In vivo thyroid toxicity studies - PFAS/2023/04

6.   For perfluorosulfonic acids (PFSAs), in vivo acute toxicity studies are available for perfluorooctane sulfonic acid (PFOS) and are presented in Annex A Table 3; for perfluoroalkyl carboxylic acids (PFCAs) in vivo acute toxicity studies are available for perfluorodecanoic acid (PFDA) and are presented in Annex A Table 4.

7.    For PFSAs, repeated dose toxicity studies are available for perfluorobutane sulfonic acid (PFBS), perfluorohexanesulfonic acid (PFHxS) and PFOS presented in Annex A Table 5 to Table 7, and for PFCAs repeated dose studies are available for perfluorobutanoic acid (PFBA), perfluorohexanoic acid (PFHxA), perfluorooctanoic acid (PFOA), perfluorononanoic acid (PFNA), PFDA, perfluorotetradecanoic acid (PFTeDA) and perfluorohexadecanoic acid (PFHxDA) and are presented in Annex A Table 8 to Table 13. 

8.    For PFSAs, developmental toxicity studies are available for PFBS, PFHxS and PFOS, and are presented in Annex A Table 15 to Table 17, and for PFCAs developmental toxicity studies are available for PFOA and are presented in Annex A Table 18.

9.    From the 34 published sources, a total of 50 studies were carried out on 10 PFAS. Annex A Table 3 to Table 18 present no observed adverse effect levels (NOAELs) and lowest observed adverse effect level (LOAELs) based on thyroid effects. 

10.             The current paper considers effects in adult animals following exposure to PFAS by gavage, intraperitoneal (i.p) injection, diet or drinking water.

11.             Data for 10 PFAS were identified, although most of the data relate to three PFAS: PFOS and PFHxS (PFSAs) and PFOA (PFCA).

12.             Eight acute studies have been identified, for PFOS and PFDA.

13.             Of the 26 repeated dose studies identified, 13 were carried out with PFSAs (PFHxS, PFOS) and 13 with PFCAs (PFBA, PFHxA, PFOA).
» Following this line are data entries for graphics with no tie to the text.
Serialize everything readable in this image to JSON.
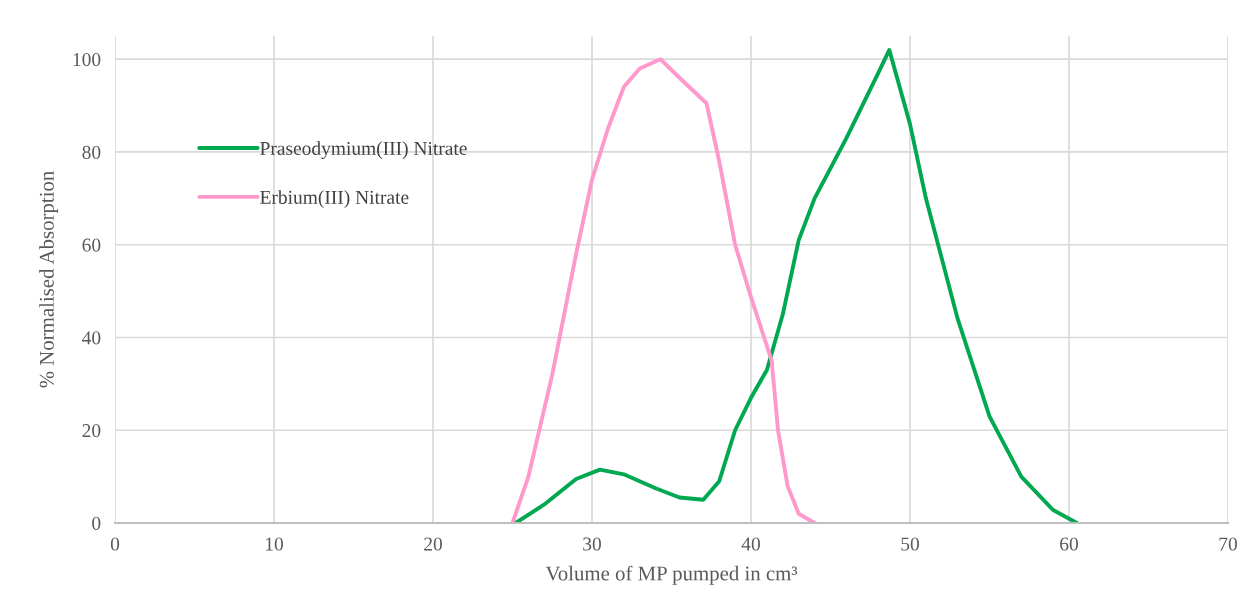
{
  "chart_data": {
    "type": "line",
    "xlabel": "Volume of MP pumped in cm³",
    "ylabel": "% Normalised Absorption",
    "xlim": [
      0,
      70
    ],
    "xticks": [
      0,
      10,
      20,
      30,
      40,
      50,
      60,
      70
    ],
    "ylim": [
      0,
      105
    ],
    "yticks": [
      0,
      20,
      40,
      60,
      80,
      100
    ],
    "grid": true,
    "legend": "upper left",
    "marker": "none",
    "line_style": "solid",
    "series": [
      {
        "name": "Praseodymium(III) Nitrate",
        "color": "#00a84f",
        "x": [
          25.2,
          27,
          29,
          30.5,
          32,
          34,
          35.5,
          37,
          38,
          39,
          40,
          41,
          42,
          43,
          44,
          46,
          48,
          48.7,
          50,
          51,
          52,
          53,
          55,
          57,
          59,
          60.5
        ],
        "values": [
          0,
          4,
          9.5,
          11.5,
          10.5,
          7.5,
          5.5,
          5,
          9,
          20,
          27,
          33,
          45,
          61,
          70,
          83,
          97,
          102,
          86,
          70,
          57,
          44,
          23,
          10,
          2.8,
          0
        ]
      },
      {
        "name": "Erbium(III) Nitrate",
        "color": "#ff99cc",
        "x": [
          25,
          26,
          27.5,
          29,
          30,
          31,
          32,
          33,
          34.3,
          35.5,
          37.2,
          38,
          39,
          40,
          41.3,
          41.7,
          42.3,
          43,
          44
        ],
        "values": [
          0,
          10,
          32,
          58,
          74,
          85,
          94,
          98,
          100,
          96,
          90.5,
          78,
          60,
          48.7,
          35,
          20,
          8,
          2,
          0
        ]
      }
    ]
  }
}
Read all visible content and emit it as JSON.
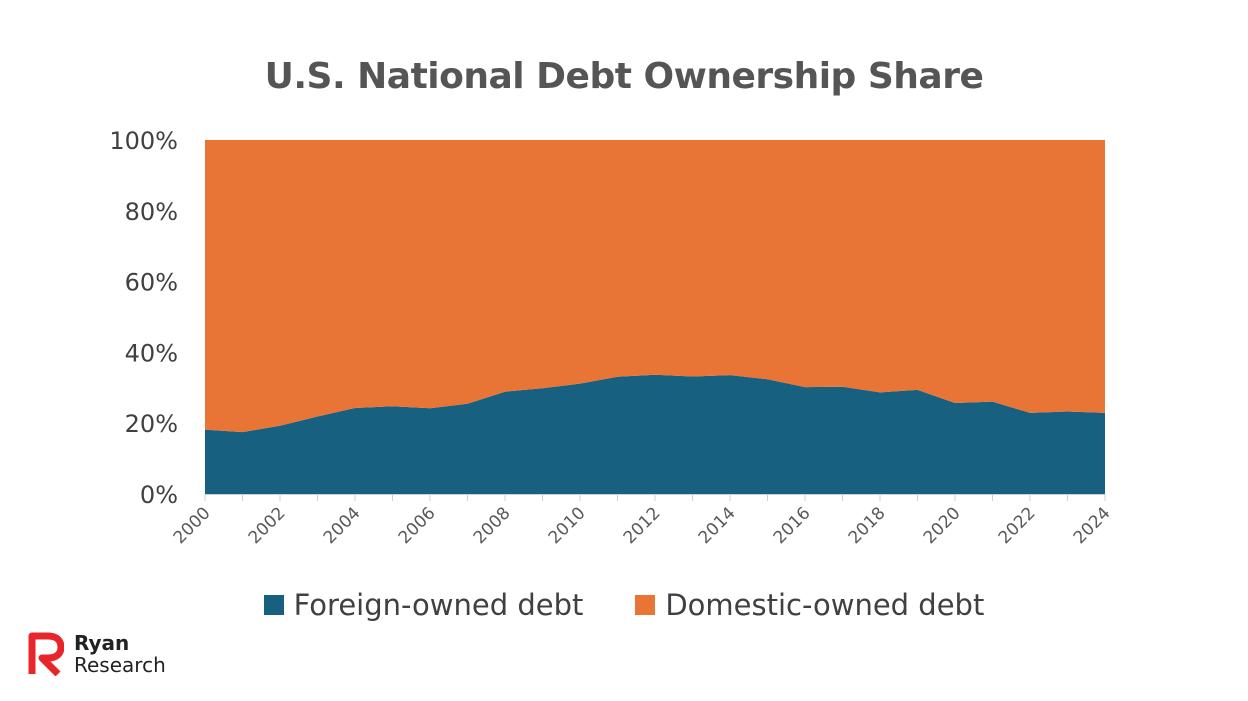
{
  "chart_data": {
    "type": "area",
    "title": "U.S. National Debt Ownership Share",
    "stacked": "percent",
    "x": [
      2000,
      2001,
      2002,
      2003,
      2004,
      2005,
      2006,
      2007,
      2008,
      2009,
      2010,
      2011,
      2012,
      2013,
      2014,
      2015,
      2016,
      2017,
      2018,
      2019,
      2020,
      2021,
      2022,
      2023,
      2024
    ],
    "x_tick_labels": [
      "2000",
      "2002",
      "2004",
      "2006",
      "2008",
      "2010",
      "2012",
      "2014",
      "2016",
      "2018",
      "2020",
      "2022",
      "2024"
    ],
    "y_tick_labels": [
      "0%",
      "20%",
      "40%",
      "60%",
      "80%",
      "100%"
    ],
    "ylim": [
      0,
      100
    ],
    "series": [
      {
        "name": "Foreign-owned debt",
        "color": "#17607f",
        "values": [
          18.2,
          17.5,
          19.3,
          21.9,
          24.3,
          24.8,
          24.2,
          25.5,
          28.9,
          29.9,
          31.2,
          33.1,
          33.7,
          33.2,
          33.6,
          32.4,
          30.2,
          30.3,
          28.7,
          29.4,
          25.7,
          26.1,
          22.9,
          23.3,
          22.9
        ]
      },
      {
        "name": "Domestic-owned debt",
        "color": "#e87435",
        "values": [
          81.8,
          82.5,
          80.7,
          78.1,
          75.7,
          75.2,
          75.8,
          74.5,
          71.1,
          70.1,
          68.8,
          66.9,
          66.3,
          66.8,
          66.4,
          67.6,
          69.8,
          69.7,
          71.3,
          70.6,
          74.3,
          73.9,
          77.1,
          76.7,
          77.1
        ]
      }
    ],
    "grid": false,
    "legend_position": "bottom"
  },
  "brand": {
    "line1": "Ryan",
    "line2": "Research",
    "color": "#e8252a"
  }
}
Only one study was carried out with PFBS, PFNA, PFDA, PFHxDA and PFTeDA.

14.             Of the 16 development toxicity studies identified, three were carried out on PFSA (PFBS, PFHxS, PFOS) and one on PFCA (PFOA). Only effects in the dam are discussed in the endpoint summaries below. Developmental effects in offspring, as a result of exposure during gestation and/or lactation, will be evaluated in subsequent papers.
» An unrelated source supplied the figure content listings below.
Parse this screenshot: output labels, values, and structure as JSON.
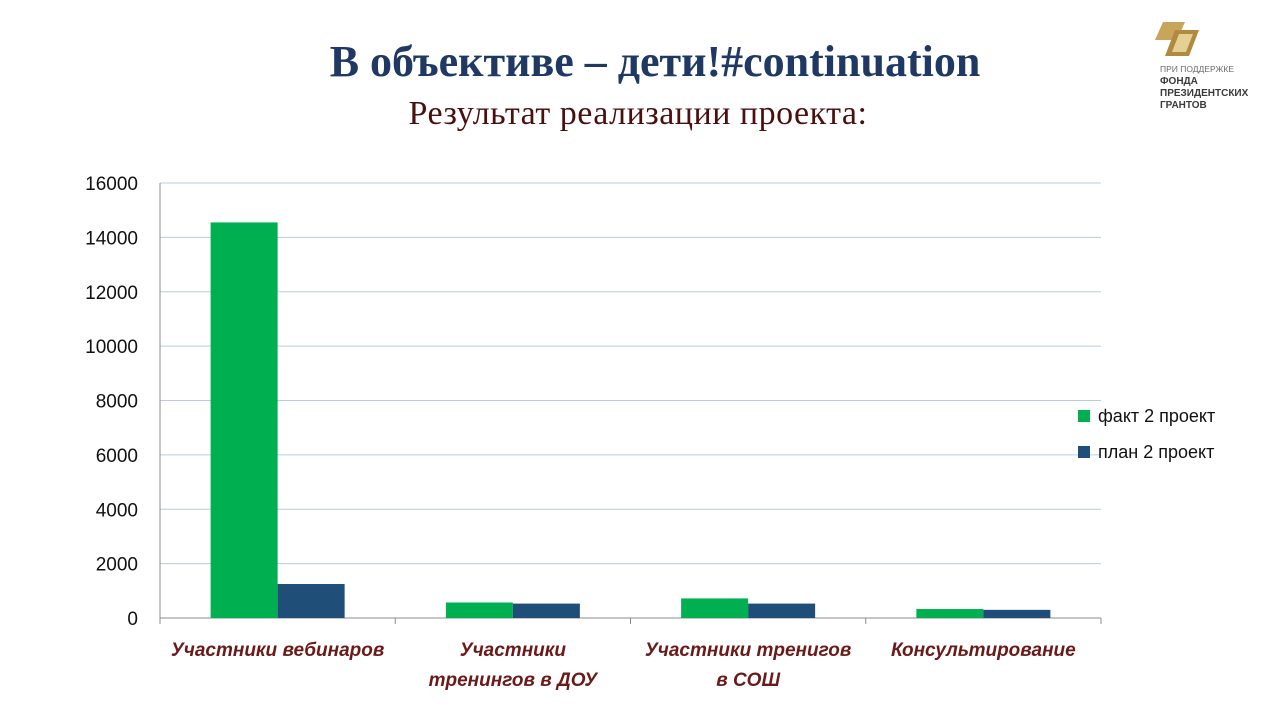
{
  "header": {
    "title": "В объективе – дети!#continuation",
    "subtitle": "Результат реализации проекта:"
  },
  "logo": {
    "line1": "ПРИ ПОДДЕРЖКЕ",
    "line2": "ФОНДА",
    "line3": "ПРЕЗИДЕНТСКИХ",
    "line4": "ГРАНТОВ"
  },
  "legend": {
    "item1": "факт 2 проект",
    "item2": "план 2 проект"
  },
  "chart_data": {
    "type": "bar",
    "categories": [
      [
        "Участники вебинаров"
      ],
      [
        "Участники",
        "тренингов в ДОУ"
      ],
      [
        "Участники тренигов",
        "в СОШ"
      ],
      [
        "Консультирование"
      ]
    ],
    "series": [
      {
        "name": "факт 2 проект",
        "color": "#00b050",
        "values": [
          14550,
          570,
          720,
          330
        ]
      },
      {
        "name": "план 2 проект",
        "color": "#1f4e79",
        "values": [
          1250,
          530,
          530,
          300
        ]
      }
    ],
    "ylim": [
      0,
      16000
    ],
    "yticks": [
      0,
      2000,
      4000,
      6000,
      8000,
      10000,
      12000,
      14000,
      16000
    ],
    "grid": true,
    "legend_position": "right",
    "category_label_color": "#6b1a1a",
    "gridline_color": "#b8cce4"
  }
}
15.          The majority of acute and repeated dose studies were conducted in rats, with the exception of a single acute study in mice, and two acute studies and two repeated dose studies that were carried out in Cynomolgus monkeys. Developmental studies were carried out in mice and rats.
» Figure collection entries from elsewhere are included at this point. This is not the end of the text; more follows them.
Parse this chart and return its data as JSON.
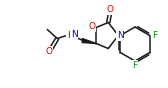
{
  "bg_color": "#ffffff",
  "bond_color": "#1a1a1a",
  "atom_colors": {
    "O": "#cc0000",
    "N": "#0000cc",
    "F": "#008800",
    "C": "#1a1a1a",
    "H": "#1a1a1a"
  },
  "figsize": [
    1.68,
    0.88
  ],
  "dpi": 100
}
16.          An overview of the PFAS chemical structure and molecular weight is presented in Annex C to this paper. Depending on the PFAS, studies have investigated the acid form, or a sodium, ammonium or potassium salt.

Endpoints investigated

17.          Exposure to PFAS caused a number of thyroid effects in animals including effects on thyroid hormone (TH) levels, effects on thyroid histopathology and thyroid weight, impacts on gene transcription and associated process in the thyroid and other tissues.

18.          Thirty-eight of the 50 studies (reported in the 34 published sources) measured THs, although not all THs were measured in each study, 25 included histopathology, 17 measured thyroid weight, and six included gene expression related to thyroid effects.

19.          Observed effects at the LOAEL are based on statistically significant results. Effects seen at higher doses are not included. Abbreviations used in the tables are not spelled out.